What Needs to Change (And Why It Probably Won’t)

The deeper problem is structural: the parks are underfunded relative to their visitation, the NPS has a $22 billion deferred maintenance backlog, staffing is chronically short, and the reservation system is a band-aid on an infrastructure problem that requires real investment to solve.
Congressional funding for the NPS has been politically contentious for decades. The GREAT Act (designating a portion of federal energy revenues to parks) has been proposed in various forms but hasn’t delivered consistent, large-scale funding. The bipartisan Great American Outdoors Act (2020) provided $9.5 billion over five years for deferred maintenance — a genuine step forward, but not a solution at scale.
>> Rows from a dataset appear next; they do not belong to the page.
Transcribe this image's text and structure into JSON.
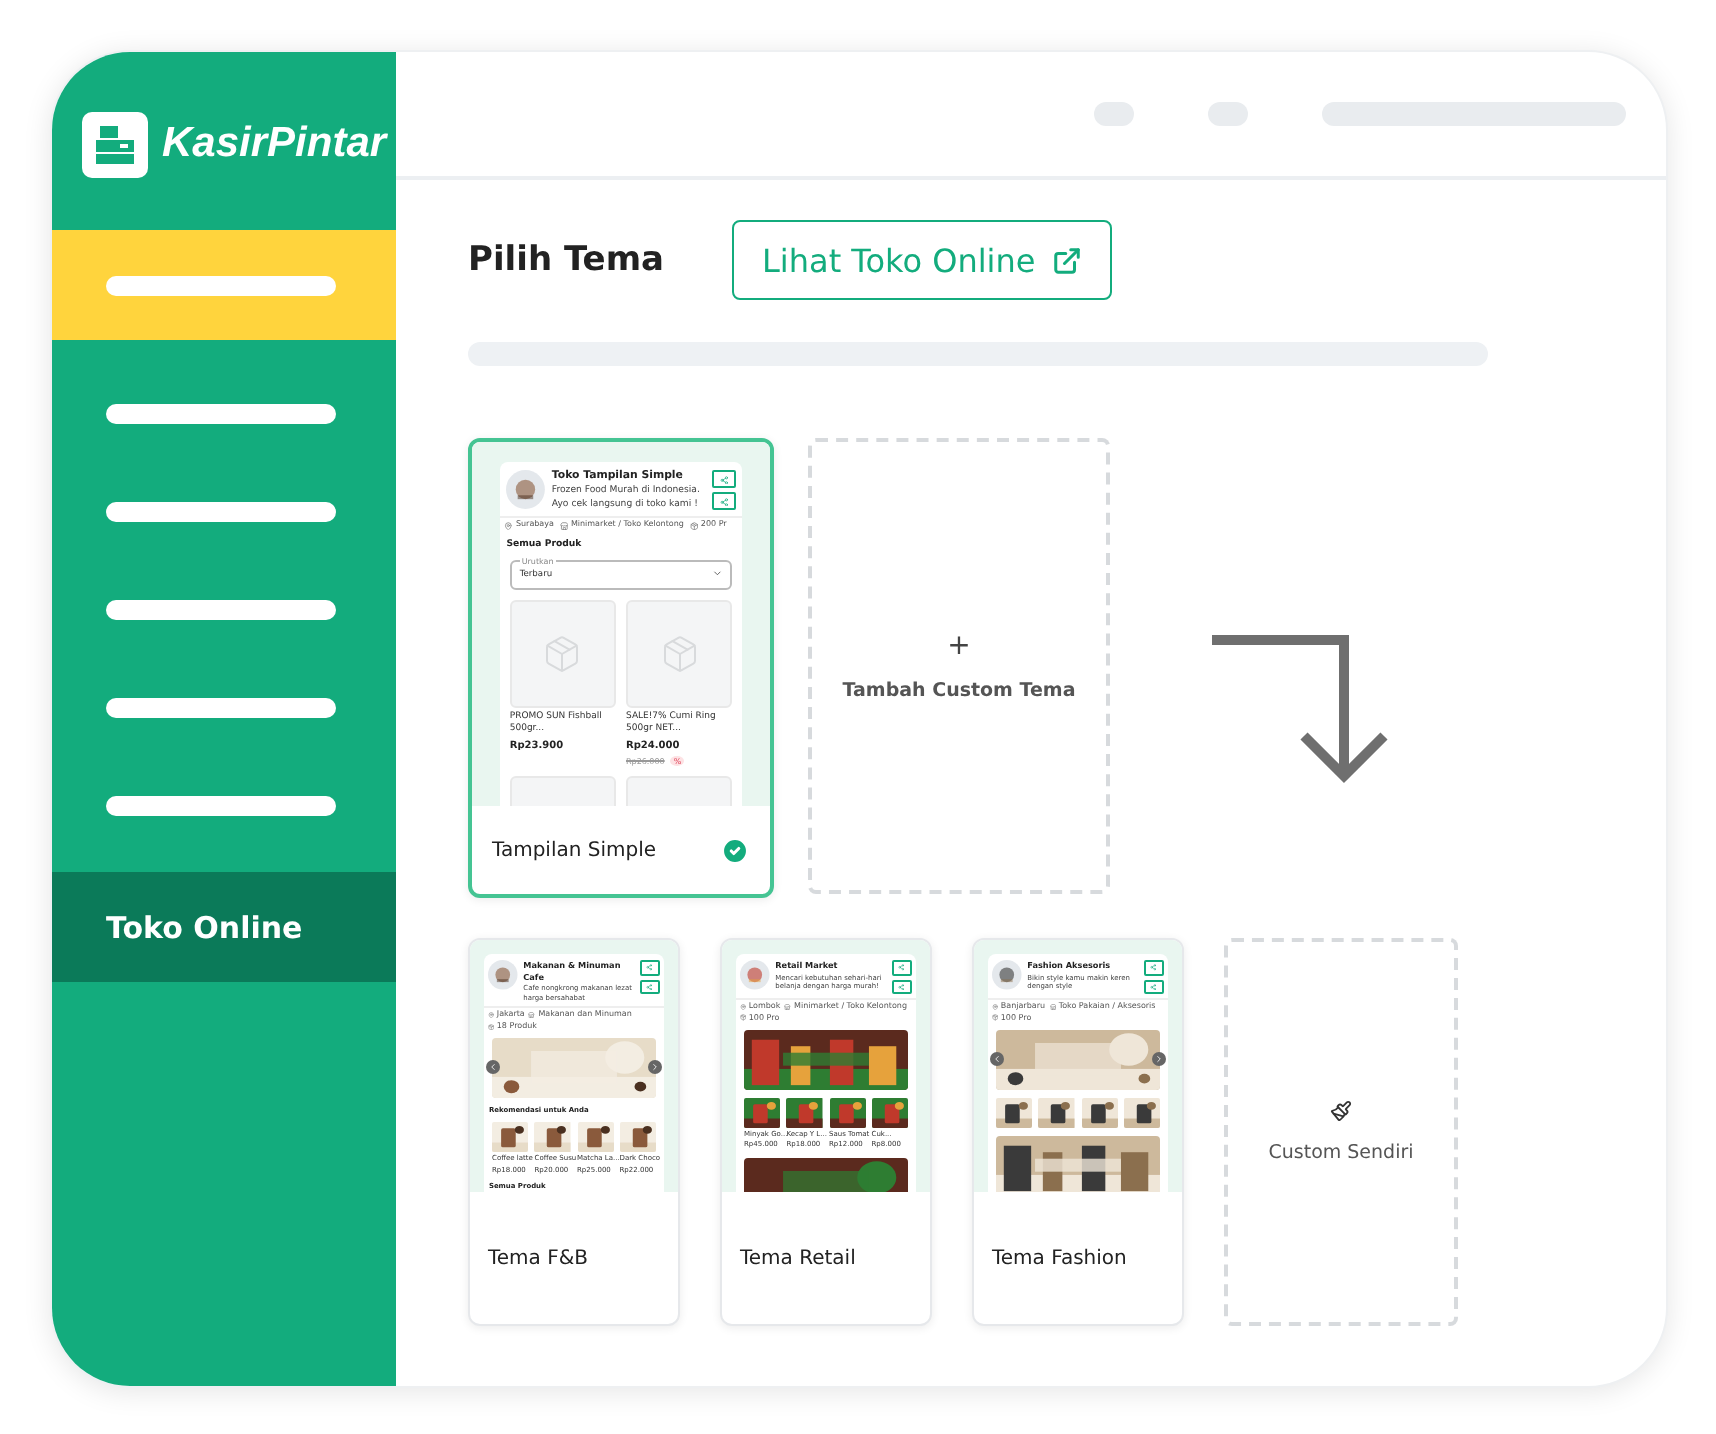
{
  "sidebar": {
    "logo": "KasirPintar",
    "items": [
      {
        "kind": "bar",
        "highlighted": true,
        "selected": false
      },
      {
        "kind": "bar",
        "highlighted": false,
        "selected": false
      },
      {
        "kind": "bar",
        "highlighted": false,
        "selected": false
      },
      {
        "kind": "bar",
        "highlighted": false,
        "selected": false
      },
      {
        "kind": "bar",
        "highlighted": false,
        "selected": false
      },
      {
        "kind": "bar",
        "highlighted": false,
        "selected": false
      },
      {
        "kind": "label",
        "label": "Toko Online",
        "highlighted": false,
        "selected": true
      }
    ]
  },
  "header": {
    "title": "Pilih Tema",
    "button": "Lihat Toko Online"
  },
  "featured": [
    {
      "name": "Tampilan Simple",
      "selected": true,
      "preview": {
        "store": "Toko Tampilan Simple",
        "description": "Frozen Food Murah di Indonesia. Ayo cek langsung di toko kami !",
        "info": [
          "Surabaya",
          "Minimarket / Toko Kelontong",
          "200 Pr"
        ],
        "sections": [
          {
            "kind": "heading",
            "text": "Semua Produk"
          },
          {
            "kind": "select",
            "label": "Urutkan",
            "value": "Terbaru"
          },
          {
            "kind": "grid",
            "items": [
              {
                "name": "PROMO SUN Fishball 500gr...",
                "price": "Rp23.900"
              },
              {
                "name": "SALE!7% Cumi Ring 500gr NET...",
                "price": "Rp24.000",
                "old_price": "Rp26.000",
                "badge": "%"
              }
            ]
          }
        ]
      }
    }
  ],
  "add_card": {
    "icon": "+",
    "label": "Tambah Custom Tema"
  },
  "templates": [
    {
      "name": "Tema F&B",
      "preview": {
        "store": "Makanan & Minuman Cafe",
        "description": "Cafe nongkrong makanan lezat harga bersahabat",
        "info": [
          "Jakarta",
          "Makanan dan Minuman",
          "18 Produk"
        ],
        "sections": [
          {
            "kind": "banner",
            "arrows": true
          },
          {
            "kind": "heading",
            "text": "Rekomendasi untuk Anda"
          },
          {
            "kind": "products",
            "items": [
              {
                "name": "Coffee latte",
                "price": "Rp18.000"
              },
              {
                "name": "Coffee Susu",
                "price": "Rp20.000"
              },
              {
                "name": "Matcha La...",
                "price": "Rp25.000"
              },
              {
                "name": "Dark Choco",
                "price": "Rp22.000"
              }
            ]
          },
          {
            "kind": "heading",
            "text": "Semua Produk"
          }
        ]
      }
    },
    {
      "name": "Tema Retail",
      "preview": {
        "store": "Retail Market",
        "description": "Mencari kebutuhan sehari-hari belanja dengan harga murah!",
        "info": [
          "Lombok",
          "Minimarket / Toko Kelontong",
          "100 Pro"
        ],
        "sections": [
          {
            "kind": "banner"
          },
          {
            "kind": "products",
            "items": [
              {
                "name": "Minyak Go...",
                "price": "Rp45.000"
              },
              {
                "name": "Kecap Y L...",
                "price": "Rp18.000"
              },
              {
                "name": "Saus Tomat",
                "price": "Rp12.000"
              },
              {
                "name": "Cuk...",
                "price": "Rp8.000"
              }
            ]
          },
          {
            "kind": "banner"
          }
        ]
      }
    },
    {
      "name": "Tema Fashion",
      "preview": {
        "store": "Fashion Aksesoris",
        "description": "Bikin style kamu makin keren dengan style",
        "info": [
          "Banjarbaru",
          "Toko Pakaian / Aksesoris",
          "100 Pro"
        ],
        "sections": [
          {
            "kind": "banner",
            "arrows": true
          },
          {
            "kind": "thumbnails"
          },
          {
            "kind": "banner"
          }
        ]
      }
    }
  ],
  "custom_card": {
    "label": "Custom Sendiri"
  }
}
The reservation system is unlikely to be dismantled because it does actually control crowding, which protects the parks themselves. The reforms most advocates push for:
- Lottery systems instead of first-come-first-served, which disadvantage those without fast internet connections and flexible work schedules.
- Prioritization windows for locals, regional visitors, and underserved communities before the general lottery opens.
- Consistent morning-of permit releases that give spontaneous visitors a genuine shot.
- Investment in transit infrastructure so that more visitors can leave cars outside the parks.
Until the funding and political will align, the workarounds above are your best tools. Learn them. The parks are worth the effort — and the less-visited alternatives often provide a better experience than the crowded icons anyway.